Когда Елена увидела в дверях классной комнаты лицо матери, выражение удивления в ее глазах с такой стремительностью уступило место тревоге и, наконец, радости, что Терри немедленно захотелось забрать ее.

Но она сдержалась и подошла к учительнице.

– Прошу прощения, – произнесла она. – Но нам с Еленой надо к врачу, я забыла позвонить.

– Разумеется. – Молодая блондинка повернулась и кивнула Елене. Та сделала несколько робких шагов по направлению к матери.

– Я пришла за тобой, малыш, – улыбаясь, сказала Тереза.

Елена взглянула на учительницу, точно желая получить разрешение. Та еще раз утвердительно кивнула.

– Елена, вы с мамой пойдете к врачу.

Девочка подошла к Терри, ощущая безотчетную тревогу.

– К доктору Харрис, мамочка?

– Нет, малыш. К доктору маме.

Учительница с некоторым недоумением уставилась на Терри. Однако Елена уже подошла к матери и взяла ее за подол юбки.

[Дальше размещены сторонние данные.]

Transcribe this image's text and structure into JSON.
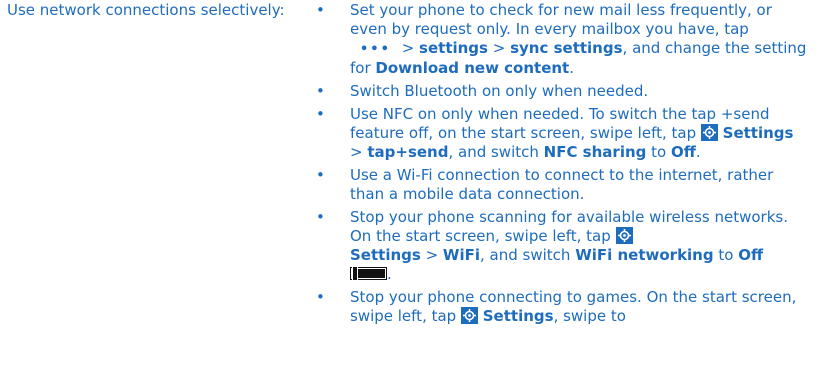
{
  "section": {
    "heading": "Use network connections selectively:"
  },
  "bullet_char": "•",
  "items": [
    {
      "t1": "Set your phone to check for new mail less frequently, or even by request only. In every mailbox you have, tap",
      "more": "•••",
      "t2": " > ",
      "b1": "settings",
      "t3": " > ",
      "b2": "sync settings",
      "t4": ", and change the setting for ",
      "b3": "Download new content",
      "t5": "."
    },
    {
      "t1": "Switch Bluetooth on only when needed."
    },
    {
      "t1": "Use NFC on only when needed. To switch the tap +send feature off, on the start screen, swipe left, tap ",
      "b1": "Settings",
      "t2": " > ",
      "b2": "tap+send",
      "t3": ", and switch ",
      "b3": "NFC sharing",
      "t4": " to ",
      "b4": "Off",
      "t5": "."
    },
    {
      "t1": "Use a Wi-Fi connection to connect to the internet, rather than a mobile data connection."
    },
    {
      "t1": "Stop your phone scanning for available wireless networks. On the start screen, swipe left, tap ",
      "b1": "Settings",
      "t2": " > ",
      "b2": "WiFi",
      "t3": ", and switch ",
      "b3": "WiFi networking",
      "t4": " to ",
      "b4": "Off",
      "t5": "."
    },
    {
      "t1": "Stop your phone connecting to games. On the start screen, swipe left, tap ",
      "b1": "Settings",
      "t2": ", swipe to"
    }
  ],
  "icons": {
    "more": "more-dots-icon",
    "settings": "settings-gear-icon",
    "toggle": "toggle-off-icon"
  },
  "colors": {
    "text": "#1e6cbd",
    "icon_bg": "#1e6cbd",
    "toggle": "#111111"
  }
}
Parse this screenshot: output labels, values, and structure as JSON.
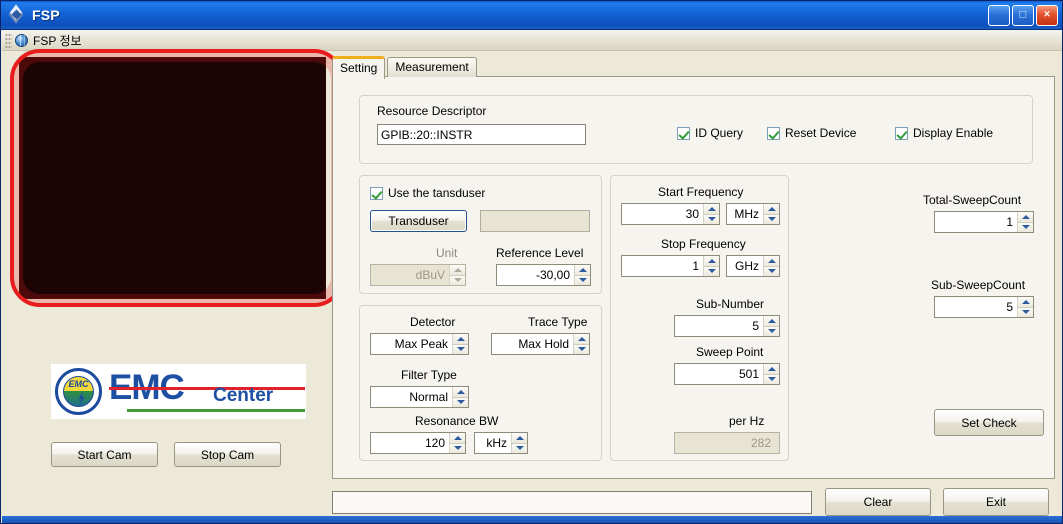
{
  "window": {
    "title": "FSP",
    "icon": "diamond-icon",
    "buttons": {
      "minimize": "_",
      "maximize": "□",
      "close": "×"
    }
  },
  "menu": {
    "items": [
      {
        "label": "FSP 정보",
        "icon": "globe-info-icon"
      }
    ]
  },
  "left_panel": {
    "camera_view_name": "camera-preview",
    "logo": {
      "emblem_text": "EMC",
      "word_main": "EMC",
      "word_sub": "Center"
    },
    "buttons": {
      "start_cam": "Start Cam",
      "stop_cam": "Stop Cam"
    }
  },
  "tabs": [
    {
      "label": "Setting",
      "active": true
    },
    {
      "label": "Measurement",
      "active": false
    }
  ],
  "resource": {
    "label": "Resource Descriptor",
    "value": "GPIB::20::INSTR",
    "checkboxes": [
      {
        "label": "ID Query",
        "checked": true
      },
      {
        "label": "Reset Device",
        "checked": true
      },
      {
        "label": "Display Enable",
        "checked": true
      }
    ]
  },
  "transducer": {
    "use_label": "Use the tansduser",
    "use_checked": true,
    "button_label": "Transduser",
    "file_value": "",
    "unit_label": "Unit",
    "unit_value": "dBuV",
    "unit_disabled": true,
    "reference_level_label": "Reference Level",
    "reference_level_value": "-30,00"
  },
  "detector": {
    "detector_label": "Detector",
    "detector_value": "Max Peak",
    "trace_type_label": "Trace Type",
    "trace_type_value": "Max Hold",
    "filter_type_label": "Filter Type",
    "filter_type_value": "Normal",
    "resonance_bw_label": "Resonance BW",
    "resonance_bw_value": "120",
    "resonance_bw_unit": "kHz"
  },
  "frequency": {
    "start_label": "Start Frequency",
    "start_value": "30",
    "start_unit": "MHz",
    "stop_label": "Stop Frequency",
    "stop_value": "1",
    "stop_unit": "GHz",
    "sub_number_label": "Sub-Number",
    "sub_number_value": "5",
    "sweep_point_label": "Sweep Point",
    "sweep_point_value": "501",
    "per_hz_label": "per Hz",
    "per_hz_value": "282"
  },
  "sweep": {
    "total_label": "Total-SweepCount",
    "total_value": "1",
    "sub_label": "Sub-SweepCount",
    "sub_value": "5",
    "set_check_label": "Set Check"
  },
  "bottom": {
    "status_value": "",
    "clear_label": "Clear",
    "exit_label": "Exit"
  },
  "colors": {
    "titlebar_blue": "#1565d8",
    "annotation_red": "#e81c1c",
    "tab_accent": "#f0ad1e",
    "logo_blue": "#1d4fa2",
    "logo_red": "#e2222a",
    "logo_green": "#3f9a35",
    "check_green": "#2f9b32",
    "form_beige": "#ece9d8"
  }
}
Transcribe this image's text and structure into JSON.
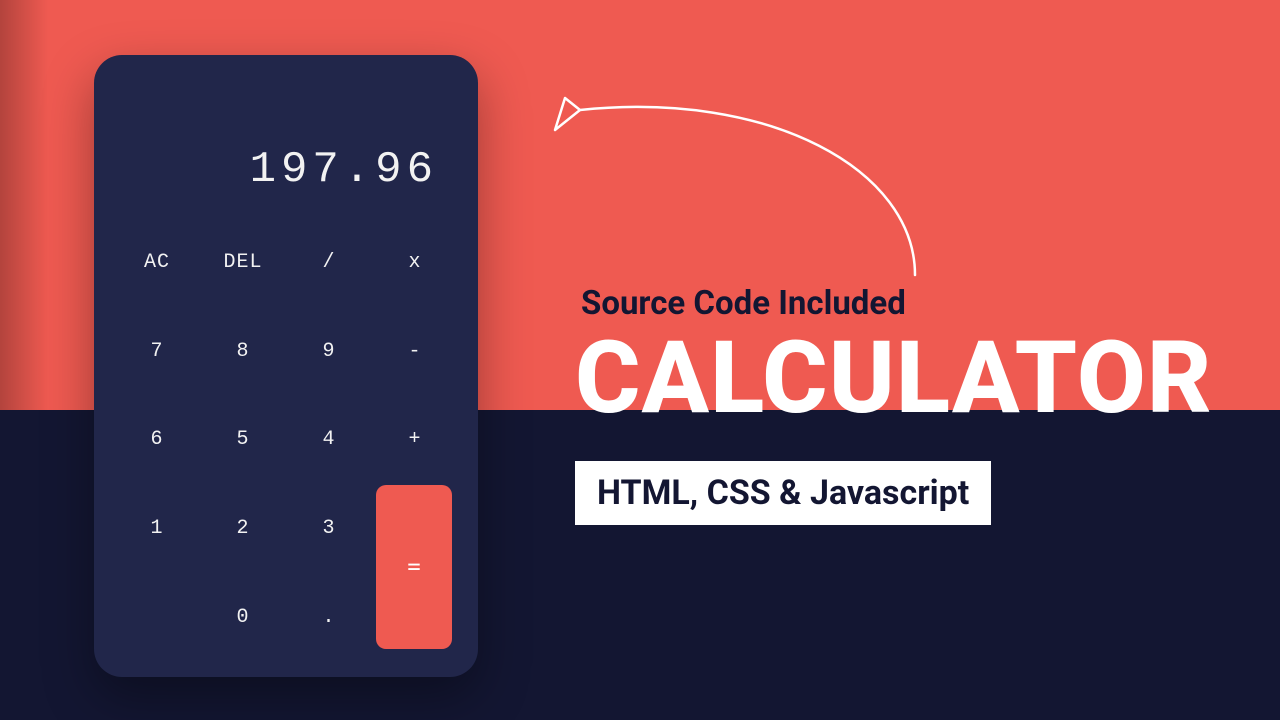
{
  "calculator": {
    "display": "197.96",
    "keys": {
      "ac": "AC",
      "del": "DEL",
      "divide": "/",
      "multiply": "x",
      "seven": "7",
      "eight": "8",
      "nine": "9",
      "minus": "-",
      "six": "6",
      "five": "5",
      "four": "4",
      "plus": "+",
      "one": "1",
      "two": "2",
      "three": "3",
      "zero": "0",
      "dot": ".",
      "equals": "="
    }
  },
  "promo": {
    "subtitle": "Source Code Included",
    "title": "CALCULATOR",
    "badge": "HTML, CSS & Javascript"
  }
}
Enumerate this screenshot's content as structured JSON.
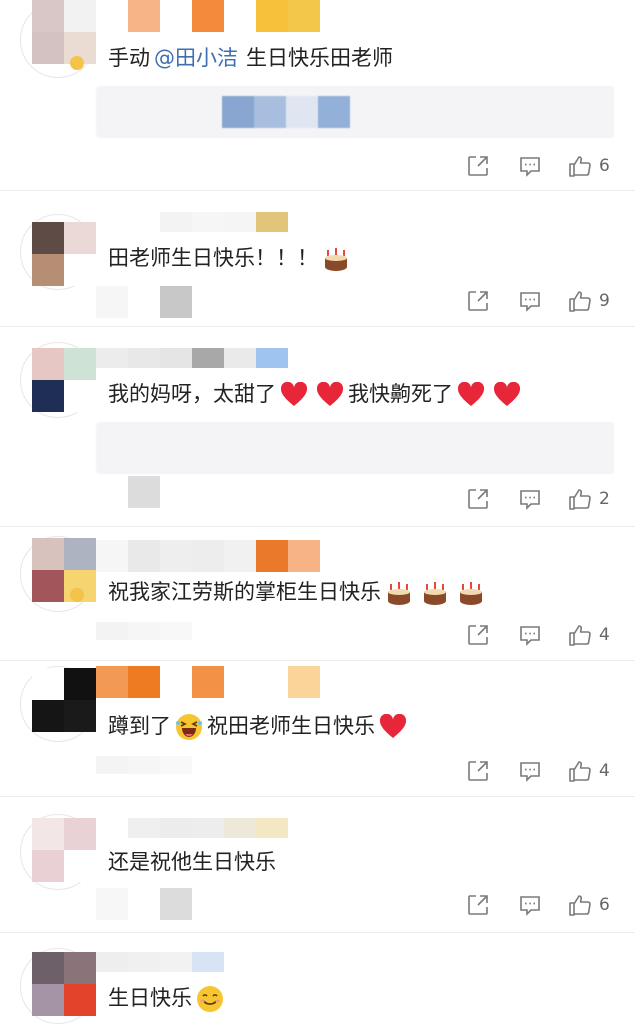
{
  "comments": [
    {
      "id": "c1",
      "text": "生日快乐田老师",
      "prefix": "手动",
      "mention": "@田小洁",
      "likes": "6"
    },
    {
      "id": "c2",
      "text": "田老师生日快乐！！！",
      "likes": "9"
    },
    {
      "id": "c3",
      "text_a": "我的妈呀，太甜了",
      "text_b": "我快齁死了",
      "likes": "2"
    },
    {
      "id": "c4",
      "text": "祝我家江劳斯的掌柜生日快乐",
      "likes": "4"
    },
    {
      "id": "c5",
      "text_a": "蹲到了",
      "text_b": "祝田老师生日快乐",
      "likes": "4"
    },
    {
      "id": "c6",
      "text": "还是祝他生日快乐",
      "likes": "6"
    },
    {
      "id": "c7",
      "text": "生日快乐"
    }
  ],
  "icons": {
    "share": "share-icon",
    "reply": "comment-icon",
    "like": "thumbs-up-icon",
    "cake": "birthday-cake-emoji",
    "heart": "red-heart-emoji",
    "laugh": "laughing-face-emoji",
    "smile": "smiling-face-emoji"
  },
  "colors": {
    "mention": "#3f6fb0",
    "text": "#222222",
    "muted": "#666666",
    "heart": "#e8263a"
  }
}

От этого детского жеста сердце Терезы преисполнилось любовью и жалостью. Она взяла девочку за руку, и они вышли.

На улице Елена прищурилась от яркого солнца и пролепетала:

– Куда мы идем, мамочка?

– Купим мороженое. Я проголодалась.

Елена подняла на нее глаза, в которых было радостное удивление, однако в следующее мгновение какая-то другая мысль заставила ее нахмуриться:

– Мамочка, ты сказала учительнице неправду.

– Да-да, – согласилась Терри, – это нехорошо с моей стороны. Случается, что люди говорят неправду. Но в следующий раз я не буду этого делать. Я честно скажу миссис Джонсон, что соскучилась по тебе.

– Правда?

– Очень. – Терри открыла дверцу машины. – С мамами это бывает. Куда чаще, чем с детьми.

Елена замерла у машины, в задумчивости подняв на нее темно-карие глаза – копия Рики.

– Я тоже скучаю по тебе, – произнесла она, а потом добавила: – Я скучала по тебе, когда была с папой.